The lesson of the genre is that the detective is a flair player. Here, from Murder on the Links, is Poirot, responding to the dim Captain Hastings, who deferentially suggests that one might occasionally have to pay attention to tiresome matters such as “fingerprints and footprints, cigarette ash, different kinds of mud”. Poirot counters that he will not make himself ridiculous “by lying down (possibly on damp grass) to study hypothetical footprints.” His work, he declares, “is done from within – here”, and he points to his head.
Poirot professes to look for the “psychological clue”. Otherwise, the key to his relentless success is obscure, unless one were to put it down to innate superiority.
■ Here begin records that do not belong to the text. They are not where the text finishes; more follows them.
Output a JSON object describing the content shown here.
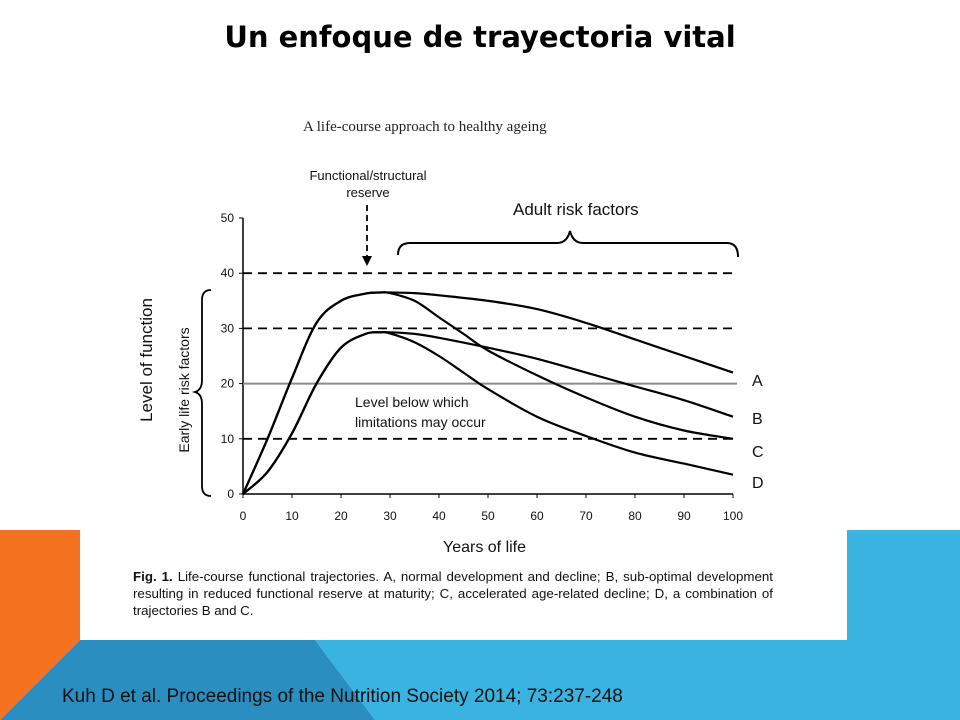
{
  "slide": {
    "title": "Un enfoque de trayectoria vital",
    "citation": "Kuh D et al. Proceedings of the Nutrition Society 2014; 73:237-248",
    "colors": {
      "orange": "#f4711f",
      "blue": "#3bb3e0",
      "dark_blue": "#2a8fc0",
      "title": "#000000"
    }
  },
  "figure": {
    "caption_label": "Fig. 1.",
    "caption_text": "Life-course functional trajectories. A, normal development and decline; B, sub-optimal development resulting in reduced functional reserve at maturity; C, accelerated age-related decline; D, a combination of trajectories B and C."
  },
  "chart_data": {
    "type": "line",
    "title": "A life-course approach to healthy ageing",
    "xlabel": "Years of life",
    "ylabel": "Level of function",
    "xlim": [
      0,
      100
    ],
    "ylim": [
      0,
      50
    ],
    "xticks": [
      0,
      10,
      20,
      30,
      40,
      50,
      60,
      70,
      80,
      90,
      100
    ],
    "yticks": [
      0,
      10,
      20,
      30,
      40,
      50
    ],
    "grid": false,
    "reference_lines": [
      {
        "y": 40,
        "style": "dashed"
      },
      {
        "y": 30,
        "style": "dashed"
      },
      {
        "y": 10,
        "style": "dashed"
      },
      {
        "y": 20,
        "style": "solid-gray"
      }
    ],
    "annotations": {
      "reserve": "Functional/structural reserve",
      "adult_risk": "Adult risk factors",
      "early_risk": "Early life risk factors",
      "limitation": "Level below which limitations may occur"
    },
    "series": [
      {
        "name": "A",
        "x": [
          0,
          5,
          10,
          15,
          20,
          25,
          28,
          30,
          35,
          40,
          50,
          60,
          70,
          80,
          90,
          100
        ],
        "y": [
          0,
          10,
          21,
          31,
          35,
          36.3,
          36.5,
          36.5,
          36.4,
          36,
          35,
          33.5,
          31,
          28,
          25,
          22
        ]
      },
      {
        "name": "B",
        "x": [
          0,
          5,
          10,
          15,
          20,
          25,
          28,
          30,
          35,
          40,
          50,
          60,
          70,
          80,
          90,
          100
        ],
        "y": [
          0,
          4,
          11,
          20,
          26.5,
          29,
          29.3,
          29.3,
          29,
          28.3,
          26.5,
          24.5,
          22,
          19.5,
          17,
          14
        ]
      },
      {
        "name": "C",
        "x": [
          0,
          5,
          10,
          15,
          20,
          25,
          28,
          30,
          35,
          40,
          45,
          50,
          60,
          70,
          80,
          90,
          100
        ],
        "y": [
          0,
          10,
          21,
          31,
          35,
          36.3,
          36.5,
          36.4,
          35,
          32,
          29,
          26,
          21.5,
          17.5,
          14,
          11.5,
          10
        ]
      },
      {
        "name": "D",
        "x": [
          0,
          5,
          10,
          15,
          20,
          25,
          28,
          30,
          35,
          40,
          45,
          50,
          60,
          70,
          80,
          90,
          100
        ],
        "y": [
          0,
          4,
          11,
          20,
          26.5,
          29,
          29.3,
          29.1,
          27.5,
          25,
          22,
          19,
          14,
          10.5,
          7.5,
          5.5,
          3.5
        ]
      }
    ]
  }
}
In My Friend Maigret, by Georges Simenon, the dogged Inspector Pyke of Scotland Yard is assigned to shadow Inspector Maigret to “observe his methods”. Trouble is, Maigret has no methods. He tends to come to the right solution after drinking large quantities of white wine. The dangerous message of crime fiction, from Philip Marlowe to John Rebus, is that the detective should be an alcoholic, if at all possible.
The Met applicants of literary bent will have minds cluttered with irrelevant strictures. They will be reluctant to consider a case closed, because they will always be looking for “the twist”. And they will be all at sea if confronted with a case that involves secret passages in the plural. Why? Because among the 10 rules of detective fiction set out by the priest and detective story writer Ronald Knox, we find: “Not more than one secret room or passage is allowable.” One of the rules might prove morally instructive to the trainee, though: “The detective himself must not commit the crime.” But this goes against the lesson of Line of Duty, which is that crimes are committed by detectives. (Applicants should not mention this series, given that the real police refused to cooperate with the makers.)
Then again, I can see there might be something in Inspector Morse’s dictum that “there is a 50% chance that the person who finds the body is the murderer”. As a crime writer myself, I have found a book called The Crime Writer’s Guide to Police Practice and Procedure, by former senior Met officer called Michael O’Byrne, to be very useful. He writes: “If the victim is adult and the body has been moved, then either the killer will be a man, as most women simply do not have the upper body strength required, or two or more people will have helped move it.”
I would advise the Met to be wary of anyone who has done a course in creative writing, or who shows signs of unnecessarily wide reading. Watch out for applicants who, when required to “state briefly why you want to be a Metropolitan police detective”, open with: “Down these mean streets a man must go who is himself not mean, who is neither tarnished nor afraid.” They might be signing up just in order to research a bestseller. Especially so since, apparently, one of the purposes of the initiative is to recruit people who can counter cybercrime. So they’ll be sitting at a computer all day. Install a Word document, and the fatal words Chapter One could be just a few clicks away.